Trump volta à Casa Branca após vitória eleitoral em 2016 e derrota em 2020. Sem aceitar aquele revés, o republicano protagonizou ataques públicos de raiva negando o resultado das urnas, viu seus apoiadores atentarem contra o Capitólio e chegou a ser condenado judicialmente por falsificar registros comerciais e comprar com pagamento o silêncio de uma ex-atriz pornô. 


Apesar da conturbada trajetória, a visão de especialistas é a de que o presidente americano chega ao poder reforçado por uma vitória maiúscula nos colégios eleitorais e no voto popular contra a democrata Kamala Harris. Para o professor da PUC Minas e do Departamento de Direito Público da Faculdade de Direito da UFMG José Luiz Quadros de Magalhães, Trump deve cumprir mesmo suas promessas mais coléricas.


“No primeiro governo Trump, muitos que participaram saíram criticando-o, e ele disse que agora isso não vai acontecer porque vai se cercar de apoiadores realmente leais e que vão fazer o que ele determinar. Dentro disso, entram essas políticas de imigração e de raiva ao imigrante. Essas promessas vão ser cumpridas, e os Estados Unidos têm um imenso aparato logístico e legal para isso.
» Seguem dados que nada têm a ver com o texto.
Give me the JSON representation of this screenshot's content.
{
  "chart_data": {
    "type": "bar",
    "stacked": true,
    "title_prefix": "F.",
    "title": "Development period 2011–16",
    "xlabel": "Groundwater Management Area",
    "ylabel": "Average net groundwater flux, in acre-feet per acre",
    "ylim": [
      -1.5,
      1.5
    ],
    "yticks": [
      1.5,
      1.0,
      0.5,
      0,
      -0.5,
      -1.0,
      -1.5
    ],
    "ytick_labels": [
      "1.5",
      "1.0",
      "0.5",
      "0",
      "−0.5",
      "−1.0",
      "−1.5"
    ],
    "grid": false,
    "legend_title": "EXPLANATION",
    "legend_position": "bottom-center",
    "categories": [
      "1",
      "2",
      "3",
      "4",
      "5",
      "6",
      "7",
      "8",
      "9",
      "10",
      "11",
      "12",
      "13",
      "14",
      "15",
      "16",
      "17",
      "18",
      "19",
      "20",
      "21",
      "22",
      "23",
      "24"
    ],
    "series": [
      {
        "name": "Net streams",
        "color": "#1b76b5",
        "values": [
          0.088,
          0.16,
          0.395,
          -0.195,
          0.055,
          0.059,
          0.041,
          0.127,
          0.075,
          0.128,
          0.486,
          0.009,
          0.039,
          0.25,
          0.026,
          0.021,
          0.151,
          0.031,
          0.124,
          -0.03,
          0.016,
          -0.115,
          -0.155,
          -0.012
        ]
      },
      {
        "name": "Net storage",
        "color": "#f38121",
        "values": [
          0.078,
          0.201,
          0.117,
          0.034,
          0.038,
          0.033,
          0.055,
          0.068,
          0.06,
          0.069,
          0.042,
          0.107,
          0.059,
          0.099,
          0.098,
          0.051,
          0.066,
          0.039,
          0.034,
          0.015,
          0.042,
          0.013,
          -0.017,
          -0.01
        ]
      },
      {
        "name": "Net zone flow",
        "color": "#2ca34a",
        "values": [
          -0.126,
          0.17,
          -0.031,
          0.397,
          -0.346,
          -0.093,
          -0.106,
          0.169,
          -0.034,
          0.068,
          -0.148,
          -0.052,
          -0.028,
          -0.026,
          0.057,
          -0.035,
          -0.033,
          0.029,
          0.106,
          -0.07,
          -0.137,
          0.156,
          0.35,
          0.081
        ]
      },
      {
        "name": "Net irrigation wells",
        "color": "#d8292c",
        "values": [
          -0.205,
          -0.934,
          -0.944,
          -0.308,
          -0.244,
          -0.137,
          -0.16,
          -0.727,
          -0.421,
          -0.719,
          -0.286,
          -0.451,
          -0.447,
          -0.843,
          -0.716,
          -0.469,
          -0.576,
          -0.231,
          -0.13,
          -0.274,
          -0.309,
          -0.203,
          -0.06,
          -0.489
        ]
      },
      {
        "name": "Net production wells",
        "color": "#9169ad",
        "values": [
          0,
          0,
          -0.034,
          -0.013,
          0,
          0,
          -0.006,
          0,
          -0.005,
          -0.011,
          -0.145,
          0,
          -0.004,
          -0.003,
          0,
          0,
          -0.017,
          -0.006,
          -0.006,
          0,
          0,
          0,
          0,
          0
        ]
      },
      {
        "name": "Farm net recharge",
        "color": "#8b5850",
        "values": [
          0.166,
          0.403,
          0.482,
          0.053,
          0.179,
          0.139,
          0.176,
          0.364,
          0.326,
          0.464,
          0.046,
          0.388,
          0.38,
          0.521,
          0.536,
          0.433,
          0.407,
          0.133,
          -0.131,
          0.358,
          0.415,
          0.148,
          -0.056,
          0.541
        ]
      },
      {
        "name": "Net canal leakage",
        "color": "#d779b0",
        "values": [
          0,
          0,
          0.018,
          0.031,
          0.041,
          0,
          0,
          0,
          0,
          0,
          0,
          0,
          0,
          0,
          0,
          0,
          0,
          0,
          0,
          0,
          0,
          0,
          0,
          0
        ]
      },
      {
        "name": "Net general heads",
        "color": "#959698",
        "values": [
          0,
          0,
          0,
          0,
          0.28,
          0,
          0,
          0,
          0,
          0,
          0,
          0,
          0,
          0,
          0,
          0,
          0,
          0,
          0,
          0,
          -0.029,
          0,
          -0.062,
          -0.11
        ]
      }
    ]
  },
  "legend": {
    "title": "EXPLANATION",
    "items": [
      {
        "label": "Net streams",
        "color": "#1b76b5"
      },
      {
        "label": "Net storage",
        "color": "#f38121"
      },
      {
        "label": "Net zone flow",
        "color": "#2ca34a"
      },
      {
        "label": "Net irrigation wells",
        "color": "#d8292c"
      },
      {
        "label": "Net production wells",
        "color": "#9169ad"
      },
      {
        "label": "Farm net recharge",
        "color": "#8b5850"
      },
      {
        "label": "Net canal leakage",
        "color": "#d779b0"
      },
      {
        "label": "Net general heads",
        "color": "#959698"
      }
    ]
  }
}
É importante lembrar que o que se chama de Estado Mínimo nos EUA vale para a economia, mas é um Estado Máximo na inteligência, segurança interna, externa e forças armadas”, avalia.


O professor recorda o primeiro mandato do recém-eleito presidente americano em que seu discurso não foi verificado integralmente na prática, mas já significou políticas cruéis de deportação. “Houve muita retórica, a questão da construção do muro, por exemplo. Toda a retórica não se transformou em realidade, mas, infelizmente, para muita gente, famílias de imigrantes e crianças, parte do discurso se tornou real de maneira horrorosa. Um dos eventos que a gente pode recordar foi a separação de crianças de seus pais numa total insensibilidade, numa ação que recorda os piores governos ditatoriais e autoritários pelo mundo afora. Se Trump teve alguma dificuldade na implementação de suas vontades políticas, essa dificuldade não ocorrerá dessa vez porque ele conhece melhor a máquina pública."



Para Lucas Carlos Lima, professor de Direito Internacional da UFMG, é uma incógnita se Trump conseguirá transformar seu discurso em prática. Para o especialista, porém, elementos já citados pelo republicano ao longo da campanha são sinais dos caminhos que podem ser percorridos para aplicar medidas severas.


 

“O que se pode esperar é um recrudescimento da política migratória e talvez uma maior ênfase no enforcement em relação a migrantes ilegais. Em teoria, já existe legislação capaz de acabar com a migração ilegal, mas, para respeitá-la, é necessário seguir o devido processo legal. Sua estratégia jurídica é utilizar uma antiga legislação que não garanta esse devido processo aos imigrantes ilegais. Isso será certamente contestado judicialmente. Durante a campanha, Trump mencionou o 1798 Alien Enemies Act (Lei dos Inimigos Estrangeiros de 1798), que permitiria às autoridades contornar o devido processo legal para deportar membros de cartéis de droga ou a bandos criminosos. Caso possa ser efetivamente utilizada, ela implicaria um processo altamente arbitrário que não exigiria o contraditório e o devido processo legal”, aponta.


Sobre como as relações internacionais podem ser afetadas pela postura com migrantes irregulares, Lucas Carlos Lima aponta que a deportação não requer nenhum tipo de tratado entre as nações. Ainda assim, o desrespeito aos direitos humanos podem causar ruídos nas relações diplomáticas.


“A deportação é um direito de todo Estado. Contudo, o direito internacional impõe a necessidade de se respeitar o devido processo legal de maneira a evitar uma deportação arbitrária, cruel ou que imponha risco à vida do indivíduo. Não é necessário acordo de governo para que um Estado exerça a deportação. Via de regra, a prática administrativa é a devolução ao Estado de origem. Naturalmente, a condição que os imigrantes de uma determinada nacionalidade pode causar atritos diplomáticos e reclamações por parte do país de origem em virtude do tratamento que é dado aos seus nacionais. Obviamente, entrando na seara política, depende muito da capacidade de um Estado de defender seus nacionais para exigir um tratamento diferenciado”, conclui.